Matrimoni con italiani Dal primo giugno scorso in provincia di Perugia il prefetto, Vincenzo Cardellicchio, ha firmato 85 decreti di conferimento della cittadinanza per matrimonio, di cui 74 a donne e 11 ad uomini. I neo-cittadini sono provenienti prevalentemente dall’Europa balcanica ed orientale (Ucraina 10, Russia 6, Albania 5, Moldavia 4, Polonia 3, Romania 2, Bulgaria 1, Bosnia 1), dall’America Latina (Ecuador 5, Perù 4, Brasile 4, Repubblica Dominicana 4, Cuba 3, Bolivia 1, Costa Rica 1) e dal Nord Africa (Marocco 12, Tunisia 1). La nuova procedura sulla concessione di cittadinanza per matrimonio consente di creare una maggiore prossimità fra l’Amministrazione dello Stato e i nuovi cittadini che, attraverso un progetto di vita personale e familiare, hanno dimostrato la piena adesione e partecipazione ai valori ed ai principi fondanti del nostro ordinamento.

Nuova procedura Intanto è partita con alcune decide di domande presentate la nuova procedura di regolarizzazione dei lavoratori stranieri. È importante, peraltro, sottolineare che non è necessario concentrare la presentazione delle richieste nella fase iniziale della procedura, in quanto non sono state fissate quote massime di ammissione; c’è tempo, quindi fino alle 24.00 del 15 ottobre 2012.

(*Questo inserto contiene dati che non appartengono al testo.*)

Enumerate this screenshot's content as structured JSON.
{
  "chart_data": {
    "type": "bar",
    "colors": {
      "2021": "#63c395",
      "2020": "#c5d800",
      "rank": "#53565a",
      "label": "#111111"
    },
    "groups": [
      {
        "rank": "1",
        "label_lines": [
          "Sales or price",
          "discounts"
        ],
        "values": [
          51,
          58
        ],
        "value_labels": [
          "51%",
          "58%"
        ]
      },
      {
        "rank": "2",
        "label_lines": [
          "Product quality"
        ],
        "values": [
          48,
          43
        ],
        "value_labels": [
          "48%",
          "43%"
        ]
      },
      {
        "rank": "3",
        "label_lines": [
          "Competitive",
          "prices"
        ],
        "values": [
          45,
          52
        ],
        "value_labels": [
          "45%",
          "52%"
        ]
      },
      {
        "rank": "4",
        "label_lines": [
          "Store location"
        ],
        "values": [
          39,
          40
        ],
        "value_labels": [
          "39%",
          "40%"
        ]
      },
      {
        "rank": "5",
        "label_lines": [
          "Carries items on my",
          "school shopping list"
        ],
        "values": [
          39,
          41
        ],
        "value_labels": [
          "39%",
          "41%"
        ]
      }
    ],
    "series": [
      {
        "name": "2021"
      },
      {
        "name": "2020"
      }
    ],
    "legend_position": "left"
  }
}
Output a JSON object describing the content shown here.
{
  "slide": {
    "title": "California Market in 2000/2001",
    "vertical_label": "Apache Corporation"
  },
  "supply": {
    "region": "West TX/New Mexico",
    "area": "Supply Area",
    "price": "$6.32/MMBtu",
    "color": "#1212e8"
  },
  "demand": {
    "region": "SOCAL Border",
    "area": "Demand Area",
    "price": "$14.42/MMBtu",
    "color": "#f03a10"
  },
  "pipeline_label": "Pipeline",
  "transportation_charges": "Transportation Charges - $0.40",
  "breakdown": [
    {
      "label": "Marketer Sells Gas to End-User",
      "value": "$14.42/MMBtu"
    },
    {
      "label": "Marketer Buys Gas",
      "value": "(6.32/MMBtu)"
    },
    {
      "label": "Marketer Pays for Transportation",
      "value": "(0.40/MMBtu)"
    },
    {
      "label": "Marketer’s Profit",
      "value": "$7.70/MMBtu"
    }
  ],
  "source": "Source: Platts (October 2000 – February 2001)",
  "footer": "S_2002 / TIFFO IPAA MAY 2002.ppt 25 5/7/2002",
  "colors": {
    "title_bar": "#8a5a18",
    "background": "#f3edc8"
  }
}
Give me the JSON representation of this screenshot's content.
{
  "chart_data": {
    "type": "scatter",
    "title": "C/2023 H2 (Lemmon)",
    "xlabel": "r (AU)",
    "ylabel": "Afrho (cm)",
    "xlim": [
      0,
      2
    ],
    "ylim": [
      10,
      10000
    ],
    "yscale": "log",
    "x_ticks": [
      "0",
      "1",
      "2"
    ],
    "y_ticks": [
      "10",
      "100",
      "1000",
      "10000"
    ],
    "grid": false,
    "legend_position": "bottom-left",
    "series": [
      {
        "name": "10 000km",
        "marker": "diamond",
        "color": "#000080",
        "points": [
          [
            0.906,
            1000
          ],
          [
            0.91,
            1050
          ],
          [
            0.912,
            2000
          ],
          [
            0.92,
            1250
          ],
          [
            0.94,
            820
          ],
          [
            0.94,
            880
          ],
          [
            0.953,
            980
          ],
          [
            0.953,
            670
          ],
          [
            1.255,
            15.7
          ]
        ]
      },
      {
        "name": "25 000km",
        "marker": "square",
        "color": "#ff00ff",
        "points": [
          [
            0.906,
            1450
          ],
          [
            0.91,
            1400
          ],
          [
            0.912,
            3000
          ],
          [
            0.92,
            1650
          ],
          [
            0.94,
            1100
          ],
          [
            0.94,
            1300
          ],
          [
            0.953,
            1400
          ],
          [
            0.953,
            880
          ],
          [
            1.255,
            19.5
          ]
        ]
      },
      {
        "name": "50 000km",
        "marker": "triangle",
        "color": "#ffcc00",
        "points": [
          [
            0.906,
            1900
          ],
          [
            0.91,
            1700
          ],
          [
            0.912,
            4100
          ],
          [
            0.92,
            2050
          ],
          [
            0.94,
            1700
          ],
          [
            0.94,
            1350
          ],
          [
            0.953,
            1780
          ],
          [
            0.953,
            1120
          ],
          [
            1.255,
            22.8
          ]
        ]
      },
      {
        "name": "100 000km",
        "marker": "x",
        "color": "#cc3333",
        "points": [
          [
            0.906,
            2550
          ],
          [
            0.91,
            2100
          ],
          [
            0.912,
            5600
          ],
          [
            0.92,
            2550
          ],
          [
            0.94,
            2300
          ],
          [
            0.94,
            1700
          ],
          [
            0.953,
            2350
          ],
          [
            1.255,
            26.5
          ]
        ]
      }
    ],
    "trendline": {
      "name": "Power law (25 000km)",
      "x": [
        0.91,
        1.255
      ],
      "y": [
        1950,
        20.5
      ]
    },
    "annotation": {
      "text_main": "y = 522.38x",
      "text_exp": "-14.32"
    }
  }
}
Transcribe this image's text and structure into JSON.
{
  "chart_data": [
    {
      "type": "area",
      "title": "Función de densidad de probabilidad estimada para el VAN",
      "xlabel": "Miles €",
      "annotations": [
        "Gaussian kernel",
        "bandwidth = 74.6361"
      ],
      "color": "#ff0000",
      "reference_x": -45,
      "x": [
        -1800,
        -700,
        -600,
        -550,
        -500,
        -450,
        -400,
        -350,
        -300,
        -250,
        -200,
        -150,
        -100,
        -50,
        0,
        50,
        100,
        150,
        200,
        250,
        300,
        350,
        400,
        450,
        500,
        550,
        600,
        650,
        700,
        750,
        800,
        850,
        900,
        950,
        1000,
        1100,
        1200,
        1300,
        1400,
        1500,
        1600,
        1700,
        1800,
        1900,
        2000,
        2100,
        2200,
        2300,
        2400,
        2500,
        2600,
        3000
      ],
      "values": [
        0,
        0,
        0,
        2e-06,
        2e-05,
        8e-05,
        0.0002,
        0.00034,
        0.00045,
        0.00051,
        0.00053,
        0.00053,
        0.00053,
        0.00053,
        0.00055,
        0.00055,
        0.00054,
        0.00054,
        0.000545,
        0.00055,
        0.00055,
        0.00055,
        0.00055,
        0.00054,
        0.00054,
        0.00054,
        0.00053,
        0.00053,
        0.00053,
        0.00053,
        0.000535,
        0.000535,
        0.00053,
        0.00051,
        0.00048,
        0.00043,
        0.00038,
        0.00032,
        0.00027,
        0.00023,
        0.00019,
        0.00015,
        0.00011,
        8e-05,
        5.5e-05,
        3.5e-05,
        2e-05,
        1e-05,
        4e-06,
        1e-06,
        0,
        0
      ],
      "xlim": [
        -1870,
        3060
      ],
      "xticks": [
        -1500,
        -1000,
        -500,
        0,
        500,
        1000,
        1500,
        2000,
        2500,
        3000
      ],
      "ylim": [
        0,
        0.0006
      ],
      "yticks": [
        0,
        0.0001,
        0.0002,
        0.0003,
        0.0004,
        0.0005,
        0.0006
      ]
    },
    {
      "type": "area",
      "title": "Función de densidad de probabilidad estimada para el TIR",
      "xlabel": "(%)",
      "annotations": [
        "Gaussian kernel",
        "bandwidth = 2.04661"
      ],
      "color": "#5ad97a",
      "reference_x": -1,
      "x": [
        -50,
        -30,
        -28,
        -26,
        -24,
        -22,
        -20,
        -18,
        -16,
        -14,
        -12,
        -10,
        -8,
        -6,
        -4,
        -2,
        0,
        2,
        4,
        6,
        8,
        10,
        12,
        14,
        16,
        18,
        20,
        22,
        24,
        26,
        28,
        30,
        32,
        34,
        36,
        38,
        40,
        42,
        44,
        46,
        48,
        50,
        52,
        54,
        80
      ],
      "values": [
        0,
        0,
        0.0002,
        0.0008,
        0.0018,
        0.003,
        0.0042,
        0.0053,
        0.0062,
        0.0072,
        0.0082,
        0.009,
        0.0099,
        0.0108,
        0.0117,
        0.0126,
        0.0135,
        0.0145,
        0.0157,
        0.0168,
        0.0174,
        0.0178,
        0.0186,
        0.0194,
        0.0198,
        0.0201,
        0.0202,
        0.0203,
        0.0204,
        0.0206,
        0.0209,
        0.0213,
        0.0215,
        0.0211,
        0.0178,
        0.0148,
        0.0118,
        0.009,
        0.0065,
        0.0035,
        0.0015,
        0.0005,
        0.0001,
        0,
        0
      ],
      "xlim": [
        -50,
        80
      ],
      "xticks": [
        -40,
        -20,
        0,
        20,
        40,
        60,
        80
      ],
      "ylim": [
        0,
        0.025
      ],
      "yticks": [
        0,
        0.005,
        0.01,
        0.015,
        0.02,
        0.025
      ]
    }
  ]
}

Come funziona Lo Sportello unico per l’Immigrazione presso la prefettura riceve le domande dal sistema informatico del Dipartimento per le libertà civili e l’immigrazione del Ministero dell’Interno nel rispetto dell’ordine cronologico di ricezione. Successivamente, è lo stesso Sportello Unico ad acquisire dalla Questura e dalla Direzione territoriale del lavoro i previsti pareri sulla dichiarazione di emersione. Ricevuti i pareri, quindi, lo Sportello convocherà gli interessati per gli ulteriori adempimenti. Come sperimentato in altre analoghe occasioni, sono allo studio protocolli d’intesa con i diversi Enti coinvolti nella procedura per agevolarne lo svolgimento. Il prossimo giovedì 20 settembre le associazioni, i patronati che si occupano di immigrazione e l’ordine dei consulenti del lavoro si incontreranno in prefettura per risolvere eventuali primi dubbi o problematiche emerse nella presentazione delle istanze. Fatte salve le ulteriori conseguenze di legge connesse alla falsità in atti, il contratto di soggiorno stipulato sulla base di una dichiarazione di emersione contenente dati non corrispondenti al vero è nullo.

Progetto Welcome Sul fronte delle attività volte a favorire i processi di integrazione, si colloca il progetto “Welcome! Preparare accoglienza per costruire integrazione”, frutto di una collaborazione della prefettura con il Provveditorato alle Opere Pubbliche, presentato al Ministero dell’Interno per il finanziamento con fondi FEI. L’iniziativa prevede il riadattamento di alcuni locali di proprietà demaniale da destinarsi allo svolgimento di un percorso di informazione civica rivolto a quegli stranieri che hanno sottoscritto con il nostro Paese un accordo di integrazione.

Il sistema a crediti All’atto della stipula, infatti, allo straniero sono assegnati sedici crediti che possono essere incrementati mediante l’acquisizione di determinate conoscenze (lingua italiana, cultura civica e vita civile in Italia) e lo svolgimento di alcune attività (percorsi di istruzione e formazione professionale, titoli di studio, iscrizione al servizio sanitario nazionale, stipula di un contratto di locazione o di acquisto di una abitazione…). A questo punto, il primo passo verso la conferma dei crediti acquisiti è proprio la frequentazione di una sessione di formazione da sostenere gratuitamente presso gli Sportelli Unici per l’Immigrazione delle Prefetture. L’accordo prevede che entro due anni lo straniero raggiunga la quota di almeno 30 crediti per poter rimanere sul territorio italiano. Questi, oltre ad essere accumulati, potranno essere anche persi in alcuni casi come la commissione di reati o di gravi violazioni della legge.